RALEIGH — Two months ago, the Lenoir County Public Schools System entered into a $2 million dollar agreement to purchase air filter systems from SinglePoint Inc.’s subsidiary, BOX Pure Air.
Ryan Cowell, CEO for BOX Pure Air, tells North State Journal that Lenoir County Public Schools is the first school district that has plans to implement BOX Pure Air portable HEPA units in every single space within the district’s schools.
“Many schools have the added issues of age, which has made air quality a difficult task to tackle,” Cowell said in an August 2021 press release on air purification systems for schools, homes and offices. “COVID and schools taking extra precautions have brought added attention to the issue, and the government is providing funding to help drive IAQ [Indoor Air Quality] improvement in schools.”
Cowell added, “Fleet Management is so important because it allows schools to regularly check air quality and fix little problems before they become big problems. Studies show that using Portable HEPA air cleaners can reduce risk of exposure by more than half.”
In a brief phone interview, Cowell told North State Journal that they don’t see Lenoir’s purchase so much of a COVID issue, but rather a general health issue that can help curb absenteeism.
In addition to Lenoir schools, Cowell said that they are in talks with Fayetteville State University, Pasquotank schools, and schools in Carteret County. He also indicated the company has had conversations with various community colleges in the state but also with Wake Forest, UNC Greensboro and Duke Hospitals in Raleigh.
“Regarding the Air Box system, we are excited to provide these air filtration systems for students, teachers, and stakeholders that enter our facilities,” Lenoir Schools Assistant Superintendent Nicholas Harvey told North State Journal in an email response.
“ESSER funding allows for purchases that are intended to improve the air quality in schools. The Air Box units have been widely applauded by staff members and students,” wrote Harvey.
ESSER is the acronym for the federal Elementary and Secondary Education Relief Fund.
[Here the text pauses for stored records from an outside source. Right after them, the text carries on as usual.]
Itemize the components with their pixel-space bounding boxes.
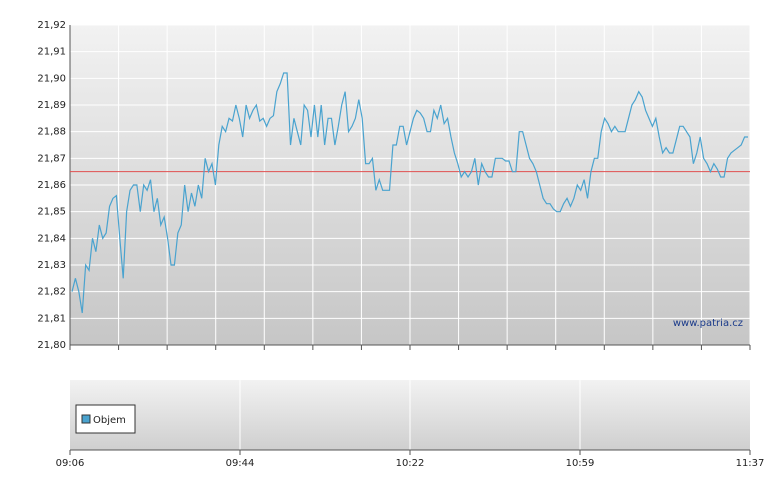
x-tick-label: 11:37 bbox=[736, 458, 765, 469]
y-tick-label: 21,90 bbox=[37, 73, 66, 84]
y-tick-label: 21,84 bbox=[37, 233, 66, 244]
y-tick-label: 21,87 bbox=[37, 153, 66, 164]
y-tick-label: 21,88 bbox=[37, 127, 66, 138]
y-tick-label: 21,91 bbox=[37, 47, 66, 58]
y-tick-label: 21,92 bbox=[37, 20, 66, 31]
y-tick-label: 21,83 bbox=[37, 260, 66, 271]
legend-label: Objem bbox=[93, 415, 126, 426]
price-line bbox=[71, 72, 748, 314]
y-tick-label: 21,86 bbox=[37, 180, 66, 191]
x-tick-label: 09:06 bbox=[56, 458, 85, 469]
legend-swatch bbox=[81, 414, 91, 424]
x-tick-label: 10:59 bbox=[566, 458, 595, 469]
watermark: www.patria.cz bbox=[673, 318, 743, 329]
x-tick-label: 10:22 bbox=[396, 458, 425, 469]
y-tick-label: 21,89 bbox=[37, 100, 66, 111]
y-tick-label: 21,80 bbox=[37, 340, 66, 351]
x-tick-label: 09:44 bbox=[226, 458, 255, 469]
y-tick-label: 21,82 bbox=[37, 287, 66, 298]
y-tick-label: 21,85 bbox=[37, 207, 66, 218]
y-tick-label: 21,81 bbox=[37, 313, 66, 324]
In 2020, through the Coronavirus Aid Relief, and Economic Security (CARES) Act, Congress allotted roughly $13.2 billion to the Education Stabilization Fund for the Elementary and Secondary School Emergency Relief Fund (ESSER Fund).
In January 2021, the Coronavirus Response and Relief Supplemental Appropriations Act, 2021 (CRRSA), added $54.3 billion to ESSER. In March of the same year, an additional $122 billion went to ESSER under President Biden’s American Rescue Plan (ARP).
An acceptable use for ESSER funds includes repairs or improvements to school facilities to keep them in operation but also to reduce possible risks of virus transmission or other factors that may impact the health of students or staff.
Related to repairs and improvements, the funds can also be used for projects to improve the indoor air quality in schools. Projects can include upgrades to heating, cooling, ventilation, filtering, and a host of other possible projects related to air quality issues.